We bent down over the dresser drawer and looked closely at the moving egg. “It’s so purty,” Jenny said. “I hope the dragon that hatches is as purty as its egg. Do you reckon we ort ta move back? In case it breathes fire and whatnot?”
I nodded my head but kept my face just over the drawer. A tiny crack had appeared on the top, wrapping around to the bottom where the dragon had nearly gotten all the way through. I wanted to help the poor thing, but I remembered what they said about chickens and how helping them makes them stupid or something.
Jenny bounced up and down. “What we gonna name it, Steve?”
I proudly announced, “I’m still a fan of Traveller. Ain’t no better name for a worthy steed.”
Jenny snorted. “You don’t know if it’s even gonna be the kind of dragon you can ride, stupid. It might not even get that big. And what if it’s intelligent? What if it can learn to read and write like a person can? I think we should name it Alex.
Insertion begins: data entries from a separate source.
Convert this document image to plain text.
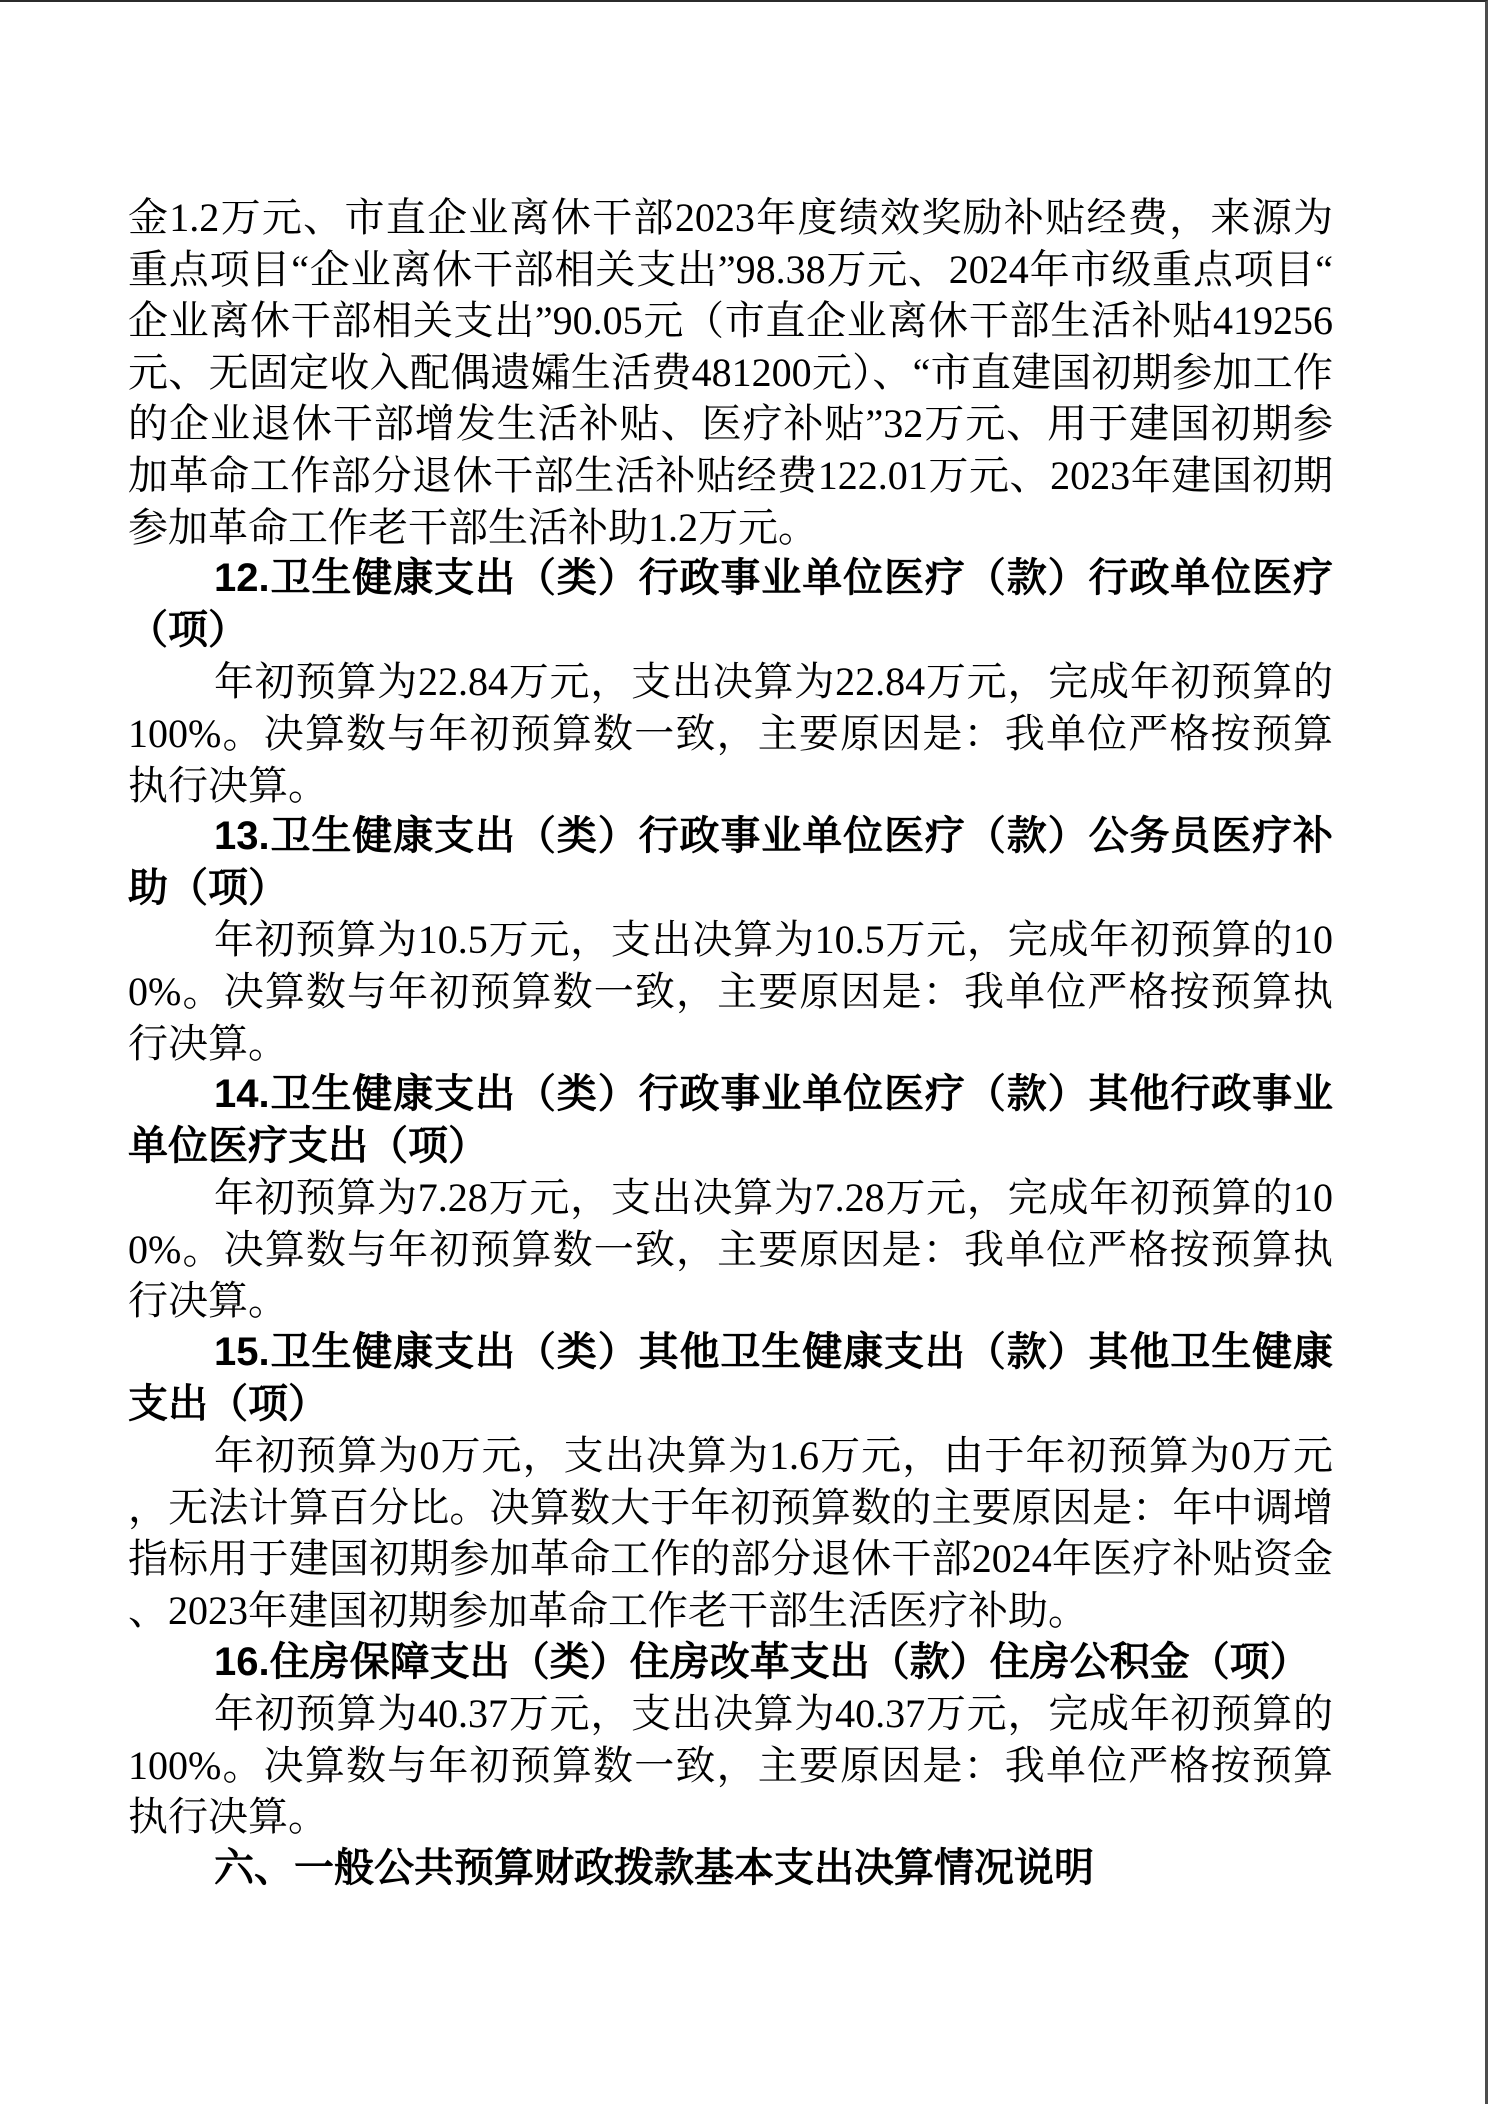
金1.2万元、市直企业离休干部2023年度绩效奖励补贴经费，来源为重点项目“企业离休干部相关支出”98.38万元、2024年市级重点项目“企业离休干部相关支出”90.05元（市直企业离休干部生活补贴419256元、无固定收入配偶遗孀生活费481200元）、“市直建国初期参加工作的企业退休干部增发生活补贴、医疗补贴”32万元、用于建国初期参加革命工作部分退休干部生活补贴经费122.01万元、2023年建国初期参加革命工作老干部生活补助1.2万元。

12.卫生健康支出（类）行政事业单位医疗（款）行政单位医疗（项）

年初预算为22.84万元，支出决算为22.84万元，完成年初预算的100%。决算数与年初预算数一致，主要原因是：我单位严格按预算执行决算。

13.卫生健康支出（类）行政事业单位医疗（款）公务员医疗补助（项）

年初预算为10.5万元，支出决算为10.5万元，完成年初预算的100%。决算数与年初预算数一致，主要原因是：我单位严格按预算执行决算。

14.卫生健康支出（类）行政事业单位医疗（款）其他行政事业单位医疗支出（项）

年初预算为7.28万元，支出决算为7.28万元，完成年初预算的100%。决算数与年初预算数一致，主要原因是：我单位严格按预算执行决算。

15.卫生健康支出（类）其他卫生健康支出（款）其他卫生健康支出（项）

年初预算为0万元，支出决算为1.6万元，由于年初预算为0万元，无法计算百分比。决算数大于年初预算数的主要原因是：年中调增指标用于建国初期参加革命工作的部分退休干部2024年医疗补贴资金、2023年建国初期参加革命工作老干部生活医疗补助。

16.住房保障支出（类）住房改革支出（款）住房公积金（项）

年初预算为40.37万元，支出决算为40.37万元，完成年初预算的100%。决算数与年初预算数一致，主要原因是：我单位严格按预算执行决算。

六、一般公共预算财政拨款基本支出决算情况说明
That way, we don’t have to know whether it’s a girl or a boy.” She seemed resolute as she sat, eyeing her side of the egg.
“You’ve got a point.”
I hushed quickly, though, seeing a spindly claw break out one end of the egg. It retracted quickly, another black claw shooting out the opposite side. The dragon kept poking a claw out, all around the egg, as if perforating the sides to break out all at once.
“Here it comes!” Jenny squealed. “Our very own baby dragon!”
The top of the egg burst to pieces as it popped off, eight spindly legs that we’d mistaken for wings expanding from a hissing, black head of a spider.
I screamed and backed up, Jenny scooting away so quickly that she probably got carpet burn.
“Kill it!” she screamed, “Kill it!”
I gulped as I looked at the spider, in the dresser next to my bed, and wondered if I could make it past the creature to get the pistol under my pillow. I sat and screamed, unable to get myself to move past the hissing, crackling bug.
Jenny, however, was smart. She got up and left the room, grabbing two of our hunting rifles and a box of ammo from the gun cabinet in the hallway. She tossed me a cartridge and pulled the bolt on her own, shoving in a bullet.
It didn’t take long before Jenny shot it. I soon took a turn, then she shot once more. The dogs were howling and the spider was screeching in this high pitched wail, its legs wiggling all around creepily as bullets splattered its nasty blood all over the place. We kept shooting and shooting, not stopping until long after the spider had stopped screaming.
When the box was out of ammo, we sighed and dropped to the floor. I wiped the sweat from my forehead, my breathing becoming steadier.
After a few seconds of sitting still, I looked at the dresser drawer full of giant spider parts. “Who the Hell, Jenny dear, would want a giant spider? What the Hell was a spider egg doing in that truck?”
Jenny shook her head and swallowed. It took her a few moments before she answered, “Those sneaky bastards dressed that egg up all pretty and made us think it was a dragon! It’s not even sensible, not even morally right to do something so downright sneaky!” She wiped off her face and let her gun down.
“What we gonna do, Jenny? Reckon we ort ta burn the house down? I ain’t sleeping in here no more.”
She shook her head. “I dunno. One thing’s for sure, though: you cain’t never trust a Yank.”
I nodded in sincere agreement, standing up and offering a hand to help Jenny. “Amen. Let’s go get the gasoline and torch this joint.”